French writer Joseph Méry once wrote that “God made the cat to give man the pleasure of stroking a tiger.” And though this article is about lions, not tigers, Méry’s point still holds true: if you want to pet a feline, best do so with a domestic cat and not a wild one. Just ask the unidentified tourist you’re about to read about.

A group of tourists was enjoying the wildlife in South Africa when their vehicle stopped so that the people inside could get an up-close look at wild lions. As YouTube channel Wildlife Encounters notes, the vehicles provide shade, which can be in short supply in Africa’s vast grasslands, attracting lions who want to cool off. That’s a boon for the tourists inside those vehicles, as the beasts are literally within arm’s reach.

Of course, just because you can reach out and touch a lion with your hand doesn’t mean that you should. That’s especially true when the animal has its back to you: in the wild, coming upon an animal from behind generally indicates to the animal that he’s about to be eaten, challenged for dominance, or something else unpleasant. And so when a tourist opened the window, reached out his hand, and tried to pet the beast… well, just watch.

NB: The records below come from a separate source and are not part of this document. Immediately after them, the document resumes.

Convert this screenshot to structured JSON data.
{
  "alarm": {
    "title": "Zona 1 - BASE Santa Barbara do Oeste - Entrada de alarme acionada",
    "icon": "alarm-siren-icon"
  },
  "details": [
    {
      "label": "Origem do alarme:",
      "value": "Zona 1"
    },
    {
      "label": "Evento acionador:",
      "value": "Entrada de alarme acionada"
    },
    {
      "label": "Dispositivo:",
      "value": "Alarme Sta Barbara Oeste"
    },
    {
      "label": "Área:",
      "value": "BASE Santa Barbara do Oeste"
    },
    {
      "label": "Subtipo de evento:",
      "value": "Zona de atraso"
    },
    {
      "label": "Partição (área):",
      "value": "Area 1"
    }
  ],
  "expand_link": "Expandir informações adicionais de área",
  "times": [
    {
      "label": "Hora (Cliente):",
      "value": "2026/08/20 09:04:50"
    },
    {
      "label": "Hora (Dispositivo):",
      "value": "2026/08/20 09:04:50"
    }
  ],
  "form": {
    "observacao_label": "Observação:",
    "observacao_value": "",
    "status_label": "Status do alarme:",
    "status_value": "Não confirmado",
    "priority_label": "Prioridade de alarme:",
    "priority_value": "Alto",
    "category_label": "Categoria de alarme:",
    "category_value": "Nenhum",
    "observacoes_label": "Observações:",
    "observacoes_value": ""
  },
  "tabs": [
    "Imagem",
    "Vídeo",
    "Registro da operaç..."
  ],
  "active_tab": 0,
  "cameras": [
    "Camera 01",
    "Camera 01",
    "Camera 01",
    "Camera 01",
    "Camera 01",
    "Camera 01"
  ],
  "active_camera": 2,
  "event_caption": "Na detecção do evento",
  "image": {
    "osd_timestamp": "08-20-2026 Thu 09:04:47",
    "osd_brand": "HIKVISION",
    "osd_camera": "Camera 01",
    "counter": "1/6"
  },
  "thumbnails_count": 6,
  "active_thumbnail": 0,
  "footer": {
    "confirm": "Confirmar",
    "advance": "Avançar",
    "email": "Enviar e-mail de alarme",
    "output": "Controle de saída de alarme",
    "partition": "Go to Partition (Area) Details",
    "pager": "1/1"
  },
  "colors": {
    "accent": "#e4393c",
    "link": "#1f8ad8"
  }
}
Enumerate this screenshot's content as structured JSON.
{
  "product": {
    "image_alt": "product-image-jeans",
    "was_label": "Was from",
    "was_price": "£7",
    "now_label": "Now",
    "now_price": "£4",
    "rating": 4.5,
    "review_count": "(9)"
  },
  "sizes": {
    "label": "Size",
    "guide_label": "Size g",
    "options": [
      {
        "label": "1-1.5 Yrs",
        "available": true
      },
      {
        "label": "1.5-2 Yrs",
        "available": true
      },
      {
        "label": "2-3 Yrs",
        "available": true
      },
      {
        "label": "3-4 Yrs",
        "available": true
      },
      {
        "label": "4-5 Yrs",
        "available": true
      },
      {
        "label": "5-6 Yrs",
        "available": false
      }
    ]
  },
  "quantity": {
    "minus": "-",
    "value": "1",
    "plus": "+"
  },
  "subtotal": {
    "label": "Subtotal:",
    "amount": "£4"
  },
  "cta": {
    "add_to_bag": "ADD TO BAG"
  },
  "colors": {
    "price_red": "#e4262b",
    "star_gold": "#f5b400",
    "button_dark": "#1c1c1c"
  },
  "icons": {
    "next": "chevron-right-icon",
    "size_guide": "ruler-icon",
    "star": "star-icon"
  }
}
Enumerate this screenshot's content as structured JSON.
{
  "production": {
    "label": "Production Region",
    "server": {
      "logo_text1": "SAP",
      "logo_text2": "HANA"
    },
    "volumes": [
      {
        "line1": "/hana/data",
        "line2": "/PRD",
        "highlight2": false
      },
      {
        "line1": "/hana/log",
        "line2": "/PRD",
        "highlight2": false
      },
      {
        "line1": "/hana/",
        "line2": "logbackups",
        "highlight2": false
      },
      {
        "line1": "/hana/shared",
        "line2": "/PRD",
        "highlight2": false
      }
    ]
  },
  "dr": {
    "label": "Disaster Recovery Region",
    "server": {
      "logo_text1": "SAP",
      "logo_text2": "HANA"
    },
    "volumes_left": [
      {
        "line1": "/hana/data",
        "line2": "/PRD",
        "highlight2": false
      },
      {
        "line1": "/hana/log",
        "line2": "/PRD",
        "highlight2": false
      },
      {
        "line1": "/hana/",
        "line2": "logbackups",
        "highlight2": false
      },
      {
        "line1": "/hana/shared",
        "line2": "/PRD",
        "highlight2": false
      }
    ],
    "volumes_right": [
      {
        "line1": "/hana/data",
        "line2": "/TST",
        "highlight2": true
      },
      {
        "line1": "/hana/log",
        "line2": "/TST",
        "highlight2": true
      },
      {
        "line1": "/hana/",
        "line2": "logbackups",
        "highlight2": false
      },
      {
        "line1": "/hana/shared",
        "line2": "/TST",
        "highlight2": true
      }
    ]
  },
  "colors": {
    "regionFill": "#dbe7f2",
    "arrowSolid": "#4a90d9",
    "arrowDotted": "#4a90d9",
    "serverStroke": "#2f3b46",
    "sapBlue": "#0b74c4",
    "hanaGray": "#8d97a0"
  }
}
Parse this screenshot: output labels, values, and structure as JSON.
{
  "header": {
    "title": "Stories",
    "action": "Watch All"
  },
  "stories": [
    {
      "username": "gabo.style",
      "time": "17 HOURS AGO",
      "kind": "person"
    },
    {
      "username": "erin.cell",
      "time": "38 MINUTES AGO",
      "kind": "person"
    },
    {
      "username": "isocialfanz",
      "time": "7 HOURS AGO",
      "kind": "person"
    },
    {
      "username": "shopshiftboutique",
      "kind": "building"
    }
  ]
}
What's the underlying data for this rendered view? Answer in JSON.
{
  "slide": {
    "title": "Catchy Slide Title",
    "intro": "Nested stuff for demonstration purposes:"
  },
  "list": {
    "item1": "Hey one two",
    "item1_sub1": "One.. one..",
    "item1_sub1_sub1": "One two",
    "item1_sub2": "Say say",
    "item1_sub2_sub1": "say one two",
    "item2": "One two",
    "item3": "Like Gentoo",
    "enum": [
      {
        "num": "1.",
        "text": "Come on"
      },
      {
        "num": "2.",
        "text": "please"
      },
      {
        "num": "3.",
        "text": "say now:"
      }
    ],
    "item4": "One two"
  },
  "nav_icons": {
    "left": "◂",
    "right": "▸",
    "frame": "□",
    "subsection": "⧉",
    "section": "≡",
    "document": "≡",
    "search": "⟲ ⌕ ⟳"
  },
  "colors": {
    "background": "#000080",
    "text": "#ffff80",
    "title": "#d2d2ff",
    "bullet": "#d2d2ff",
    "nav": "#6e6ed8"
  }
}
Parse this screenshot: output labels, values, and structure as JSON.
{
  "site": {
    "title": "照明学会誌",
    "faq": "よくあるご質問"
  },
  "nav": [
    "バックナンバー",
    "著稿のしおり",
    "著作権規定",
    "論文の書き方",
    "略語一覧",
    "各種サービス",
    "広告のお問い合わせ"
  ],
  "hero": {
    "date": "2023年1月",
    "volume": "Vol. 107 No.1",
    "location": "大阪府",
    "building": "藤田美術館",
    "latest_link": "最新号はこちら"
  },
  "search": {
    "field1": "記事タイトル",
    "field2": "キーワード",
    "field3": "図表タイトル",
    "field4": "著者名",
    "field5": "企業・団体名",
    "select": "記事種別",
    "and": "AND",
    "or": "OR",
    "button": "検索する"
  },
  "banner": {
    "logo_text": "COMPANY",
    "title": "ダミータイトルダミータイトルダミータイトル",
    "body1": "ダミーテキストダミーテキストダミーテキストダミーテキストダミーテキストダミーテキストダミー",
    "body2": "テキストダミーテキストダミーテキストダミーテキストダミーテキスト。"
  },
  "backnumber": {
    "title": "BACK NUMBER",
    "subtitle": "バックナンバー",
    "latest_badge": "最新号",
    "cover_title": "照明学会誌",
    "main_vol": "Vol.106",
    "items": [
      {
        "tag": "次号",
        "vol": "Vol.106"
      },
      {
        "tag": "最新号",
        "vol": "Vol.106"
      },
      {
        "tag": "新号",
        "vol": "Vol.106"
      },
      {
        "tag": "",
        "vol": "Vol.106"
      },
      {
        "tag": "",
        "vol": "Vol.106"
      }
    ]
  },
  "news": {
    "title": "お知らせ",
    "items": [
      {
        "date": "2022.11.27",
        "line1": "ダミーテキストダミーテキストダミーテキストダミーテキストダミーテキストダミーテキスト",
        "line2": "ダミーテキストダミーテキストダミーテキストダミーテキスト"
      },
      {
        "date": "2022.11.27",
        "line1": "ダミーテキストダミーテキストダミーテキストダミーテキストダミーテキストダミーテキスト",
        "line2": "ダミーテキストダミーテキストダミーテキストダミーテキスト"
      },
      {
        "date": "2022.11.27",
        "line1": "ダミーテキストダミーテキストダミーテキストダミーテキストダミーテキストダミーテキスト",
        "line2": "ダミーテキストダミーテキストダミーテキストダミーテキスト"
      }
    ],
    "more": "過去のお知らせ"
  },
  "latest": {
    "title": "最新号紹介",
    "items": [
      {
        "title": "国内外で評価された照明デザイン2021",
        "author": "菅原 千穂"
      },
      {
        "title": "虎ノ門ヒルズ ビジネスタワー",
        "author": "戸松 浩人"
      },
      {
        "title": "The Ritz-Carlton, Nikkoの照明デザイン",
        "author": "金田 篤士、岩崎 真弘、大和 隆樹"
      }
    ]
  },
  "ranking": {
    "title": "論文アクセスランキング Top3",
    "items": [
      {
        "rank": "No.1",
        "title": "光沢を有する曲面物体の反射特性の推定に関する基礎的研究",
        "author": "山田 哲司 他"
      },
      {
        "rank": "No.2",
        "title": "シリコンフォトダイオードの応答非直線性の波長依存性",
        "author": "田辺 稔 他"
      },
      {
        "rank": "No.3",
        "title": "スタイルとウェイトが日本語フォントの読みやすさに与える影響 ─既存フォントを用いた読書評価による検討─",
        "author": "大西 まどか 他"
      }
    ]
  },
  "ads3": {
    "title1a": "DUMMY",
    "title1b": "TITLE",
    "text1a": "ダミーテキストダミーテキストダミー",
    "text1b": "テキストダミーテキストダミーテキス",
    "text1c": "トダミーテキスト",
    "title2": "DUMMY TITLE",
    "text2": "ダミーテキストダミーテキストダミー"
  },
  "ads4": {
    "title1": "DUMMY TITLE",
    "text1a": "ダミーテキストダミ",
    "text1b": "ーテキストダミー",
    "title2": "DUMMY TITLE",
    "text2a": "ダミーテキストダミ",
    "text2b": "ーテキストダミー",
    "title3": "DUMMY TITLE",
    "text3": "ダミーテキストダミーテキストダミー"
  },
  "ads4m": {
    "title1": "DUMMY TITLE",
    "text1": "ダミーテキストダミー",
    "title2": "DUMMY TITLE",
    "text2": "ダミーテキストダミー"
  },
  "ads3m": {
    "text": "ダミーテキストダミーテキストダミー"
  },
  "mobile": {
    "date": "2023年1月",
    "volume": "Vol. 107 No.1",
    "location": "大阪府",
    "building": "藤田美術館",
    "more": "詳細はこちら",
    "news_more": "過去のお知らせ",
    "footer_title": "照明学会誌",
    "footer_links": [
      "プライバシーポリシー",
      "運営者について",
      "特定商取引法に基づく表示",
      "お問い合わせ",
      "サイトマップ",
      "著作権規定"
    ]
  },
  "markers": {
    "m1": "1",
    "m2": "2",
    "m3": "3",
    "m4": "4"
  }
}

Fortunately for the tourist, all the animal did was bare its teeth and growl, in order to let the tourist know he (the lion) meant business. It could have been much worse, says South African safari ranger Naas Smit.

“It would have the power to pull that tourist straight out of that window and kill them instantly in front of their friends. It was an incredibly stupid thing to do. It could also just have easily crashed its way through the open window and torn into those inside. They were lucky to get away with it. They are wild animals.”

Smit also notes that the consequences of such an accident would extend beyond the tourist: game officials would have had to kill the lion, already a vulnerable species. And if the lion were the chief of a pride, it likely would have had repercussions for the cubs in the pride.

“I just have to shake my head when I see people behaving like this and they deserve all they get.”